Wo Zukunft auf Gegenwart trifft

Die LINKEN-Vorsitzenden Katja Kipping und Bernd Riexinger stellen ihr Zukunftsmanifest vor

Die LINKEN-Vorsitzenden Katja Kipping und Bernd Riexinger stellen ihr Zukunftsmanifest vor

 

Gemeinwohl-Ökonomie, Grundeinkommen, Industrie 4.0, solidarische Wirtschaft: Auf der Zukunftswoche gab es viele Konzepte für das Morgen, aber gab es auch den Raum für linke Utopien?

Von Robert D. Meyer

Gäbe es diesen einen passenden utopischen Roman, um den Charakter der »Linken Woche der Zukunft« zu beschreiben, Christian Gäbler hätte ihn gefunden.

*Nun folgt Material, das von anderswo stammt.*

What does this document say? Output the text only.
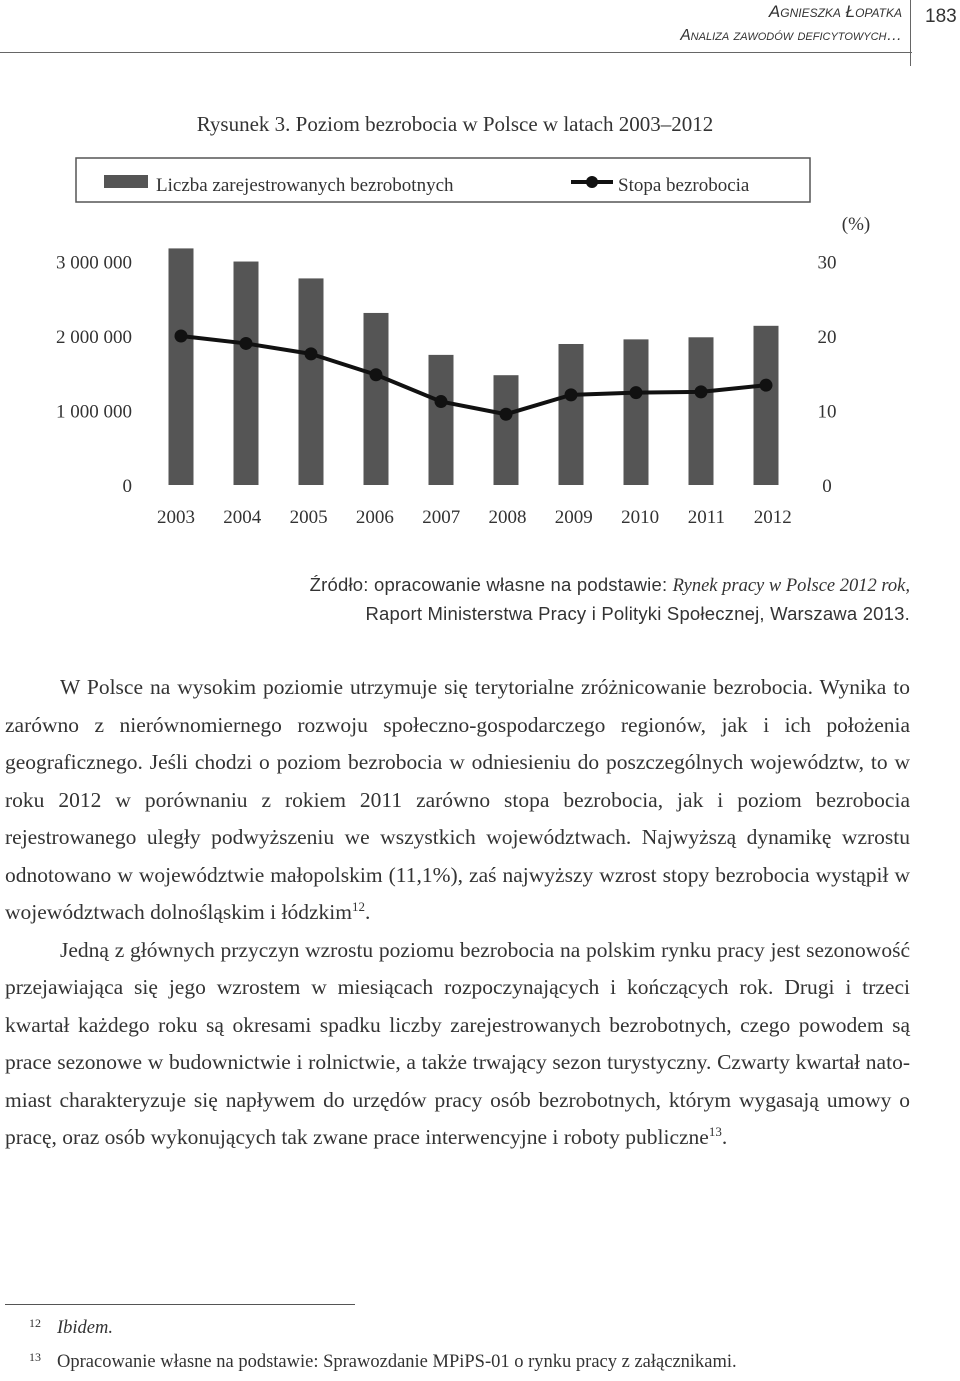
Agnieszka Łopatka
Analiza zawodów deficytowych…
183
Rysunek 3. Poziom bezrobocia w Polsce w latach 2003–2012
Liczba zarejestrowanych bezrobotnych	Stopa bezrobocia
(%)
0
1 000 000
2 000 000
3 000 000
0
10
20
30
2003 2004 2005 2006 2007 2008 2009 2010 2011 2012
Źródło: opracowanie własne na podstawie: Rynek pracy w Polsce 2012 rok,
Raport Ministerstwa Pracy i Polityki Społecznej, Warszawa 2013.

W Polsce na wysokim poziomie utrzymuje się terytorialne zróżnicowanie bezrobocia. Wynika to zarówno z nierównomiernego rozwoju społeczno-gospodarczego regionów, jak i ich położenia geograficznego. Jeśli chodzi o poziom bezrobocia w odniesieniu do poszczególnych województw, to w roku 2012 w porównaniu z rokiem 2011 zarówno stopa bezrobocia, jak i poziom bezrobocia rejestrowanego uległy podwyższeniu we wszystkich województwach. Najwyższą dynamikę wzrostu odnotowano w województwie małopolskim (11,1%), zaś najwyższy wzrost stopy bezrobocia wystąpił w województwach dolnośląskim i łódzkim$^{12}$.

Jedną z głównych przyczyn wzrostu poziomu bezrobocia na polskim rynku pracy jest sezonowość przejawiająca się jego wzrostem w miesiącach rozpoczynających i kończących rok. Drugi i trzeci kwartał każdego roku są okresami spadku liczby zarejestrowanych bezrobotnych, czego powodem są prace sezonowe w budownictwie i rolnictwie, a także trwający sezon turystyczny. Czwarty kwartał natomiast charakteryzuje się napływem do urzędów pracy osób bezrobotnych, którym wygasają umowy o pracę, oraz osób wykonujących tak zwane prace interwencyjne i roboty publiczne$^{13}$.

12 Ibidem.
13 Opracowanie własne na podstawie: Sprawozdanie MPiPS-01 o rynku pracy z załącznikami.
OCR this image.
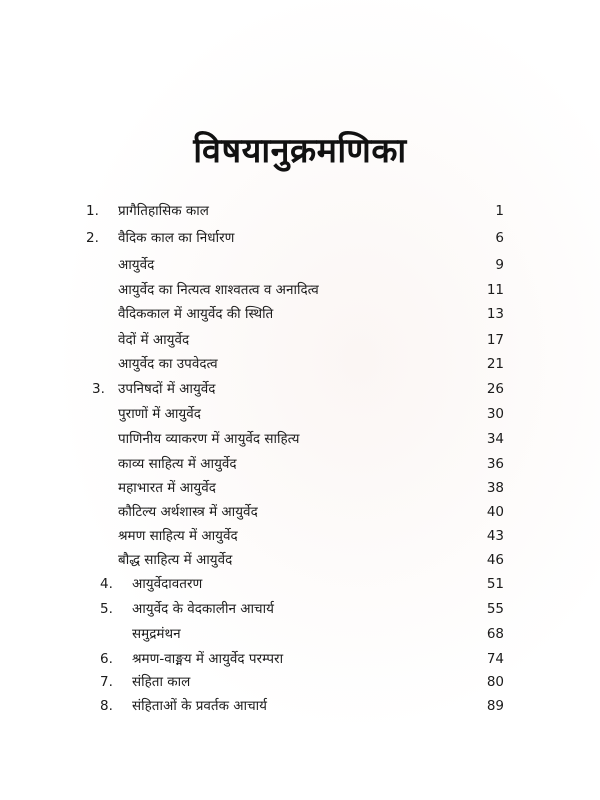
विषयानुक्रमणिका
1. प्रागैतिहासिक काल	1
2. वैदिक काल का निर्धारण	6
आयुर्वेद	9
आयुर्वेद का नित्यत्व शाश्वतत्व व अनादित्व	11
वैदिककाल में आयुर्वेद की स्थिति	13
वेदों में आयुर्वेद	17
आयुर्वेद का उपवेदत्व	21
3. उपनिषदों में आयुर्वेद	26
पुराणों में आयुर्वेद	30
पाणिनीय व्याकरण में आयुर्वेद साहित्य	34
काव्य साहित्य में आयुर्वेद	36
महाभारत में आयुर्वेद	38
कौटिल्य अर्थशास्त्र में आयुर्वेद	40
श्रमण साहित्य में आयुर्वेद	43
बौद्ध साहित्य में आयुर्वेद	46
4. आयुर्वेदावतरण	51
5. आयुर्वेद के वेदकालीन आचार्य	55
समुद्रमंथन	68
6. श्रमण-वाङ्मय में आयुर्वेद परम्परा	74
7. संहिता काल	80
8. संहिताओं के प्रवर्तक आचार्य	89
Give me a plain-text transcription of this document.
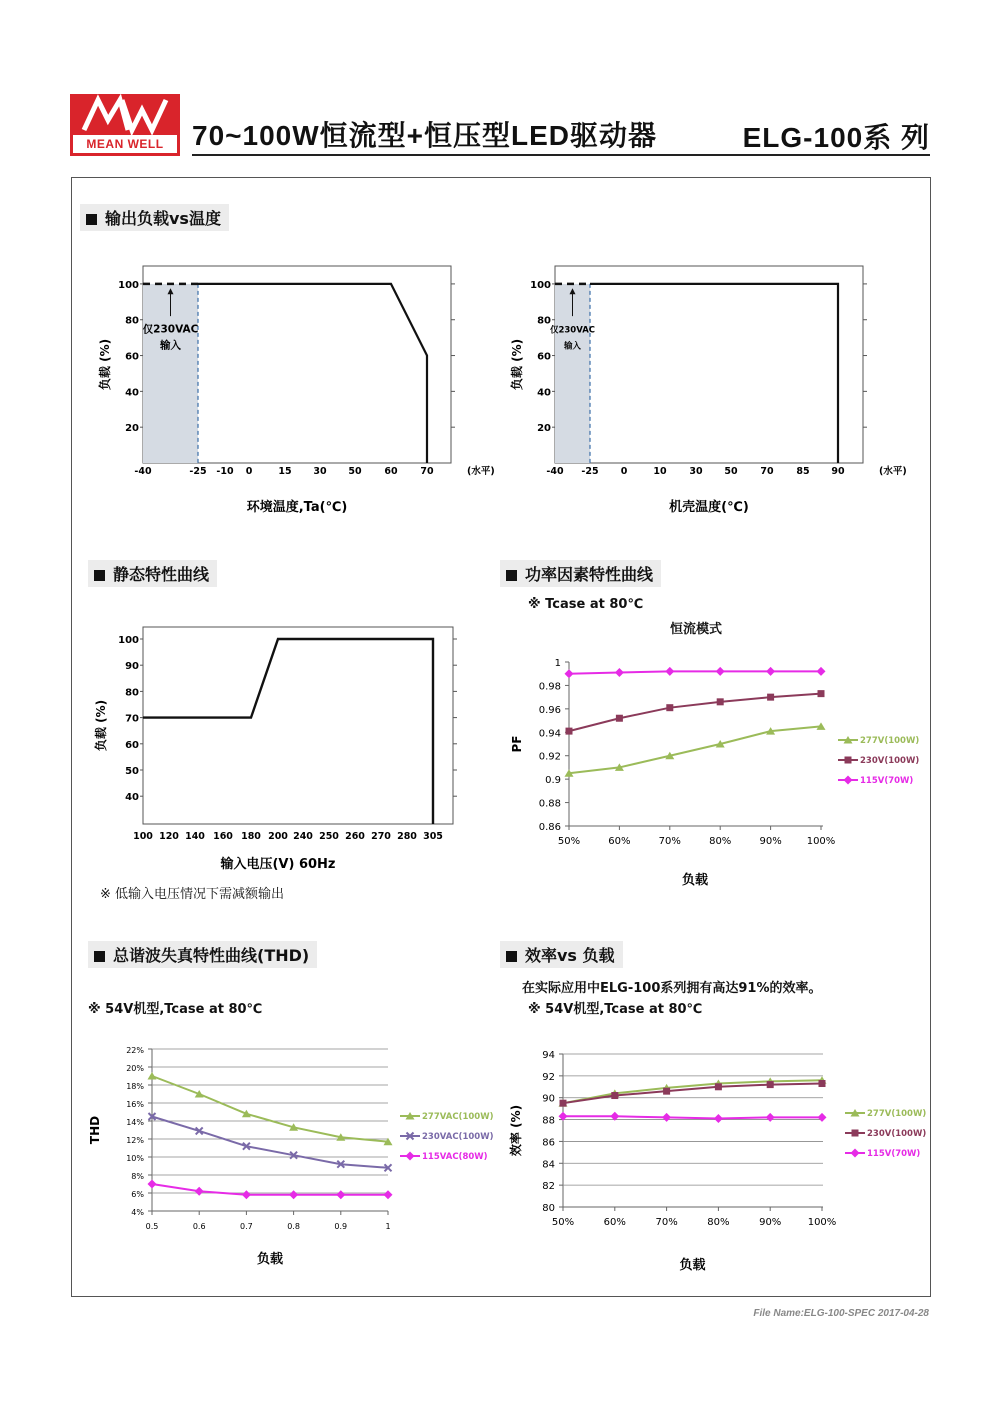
MEAN WELL	70~100W恒流型+恒压型LED驱动器	ELG-100系 列
输出负载vs温度
静态特性曲线	功率因素特性曲线
总谐波失真特性曲线(THD)	效率vs 负载
※ 低输入电压情况下需减额输出
※ Tcase at 80℃
恒流模式
※ 54V机型,Tcase at 80℃
在实际应用中ELG-100系列拥有高达91%的效率。
※ 54V机型,Tcase at 80℃
100
80
60
40
20
-40	-25 -10 0	15 30 50 60 70	(水平)
仅230VAC
输入
负载 (%)
环境温度,Ta(℃)
100
80
60
40
20
-40 -25 0	10 30 50 70 85 90	(水平)
仅230VAC
输入
负载 (%)
机壳温度(℃)
100
90
80
70
60
50
40
100 120 140 160 180 200 240 250 260 270 280 305
负载 (%)
输入电压(V) 60Hz
1
0.98
0.96
0.94
0.92
0.9
0.88
0.86
50%	60%	70%	80%	90% 100%
277V(100W)
230V(100W)
115V(70W)
PF
负载
22%
20%
18%
16%
14%
12%
10%
8%
6%
4%
0.5	0.6	0.7	0.8	0.9	1
277VAC(100W)
230VAC(100W)
115VAC(80W)
THD
负载
94
92
90
88
86
84
82
80
50%	60%	70%	80%	90%	100%
277V(100W)
230V(100W)
115V(70W)
效率 (%)
负载
File Name:ELG-100-SPEC 2017-04-28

In der Pause zwischen einer Diskussion zur öffentlichen Daseinsfürsorge und einer Debatte zur solidarischen Ökonomie liest der 29-jährige Berliner am Samstag im Innenhof des Gebäudes Franz-Mehring-Platz 1 in einem Buch, dessen Titel und Einbandillustration es bereits wert wären, ein ausschweifend fantastisches Gespräch zu führen: »Weltgeist Superstar« lautet der Titel des 1980 vom schweizerischen Autor Hans Widmer unter dem Pseudonym P.M. verfassten Werkes, auf dessen Cover Karl Marx den Lesern aus einer knallig-bunten fliegenden Untertasse im Weltraum heraus entgegengrinst.

Das Buch handelt davon, wie der Gesellschaftstheoretiker gemeinsam mit einem Forscher von der Erde die Planeten des Universums bereist und die beiden auf Wesen treffen, die der Marxschen Gedankenwelt zu Kapital und Gesellschaft entsprungen sind. »Amüsanter kann man sich den Theorien und Vorstellungen von Marx nicht nähern. Fantastische Utopien sind auch immer die Flucht in ein besseres Übermorgen«, sagt Gäbler.

Utopie ist ein Wort, das in den vier Tagen der Zukunftswoche von den mehr als 600 Teilnehmern häufig gebraucht wird. Linke Konzepte für Zukunft von Morgen und Übermorgen zu finden, ist der hohe Anspruch dieses Kongresses, doch im Kern sind die über 80 Veranstaltungen mehr: Ideenbörse, Zukunftswerkstatt, ja und auch eine gewisse Form der Selbstbestätigung, dass die Linken wie auch die LINKE weiter mit Enthusiasmus an der Transformation der Gesellschaft arbeiten. Eben »die Verhältnisse zum Tanzen bringen«, wie es LINKEN-Chefin Katja Kipping auf dem Kongress, zu dem auch die Rosa-Luxemburg-Stiftung und die Linksfraktion im Bundestag beitrugen, nicht nur einmal betont. Oder um es mit den Worten des Schriftstellers Raul Zelik zu sagen, der, wie wohl die Mehrheit auf dem Kongress, die Überwindung des Kapitalismus als notwendige Konsequenz zum Überleben der Menschheit ansieht: »Eigentlich sind wir die einzigen Realpolitiker« und eben nicht jene, die das bestehende System erhalten wollen.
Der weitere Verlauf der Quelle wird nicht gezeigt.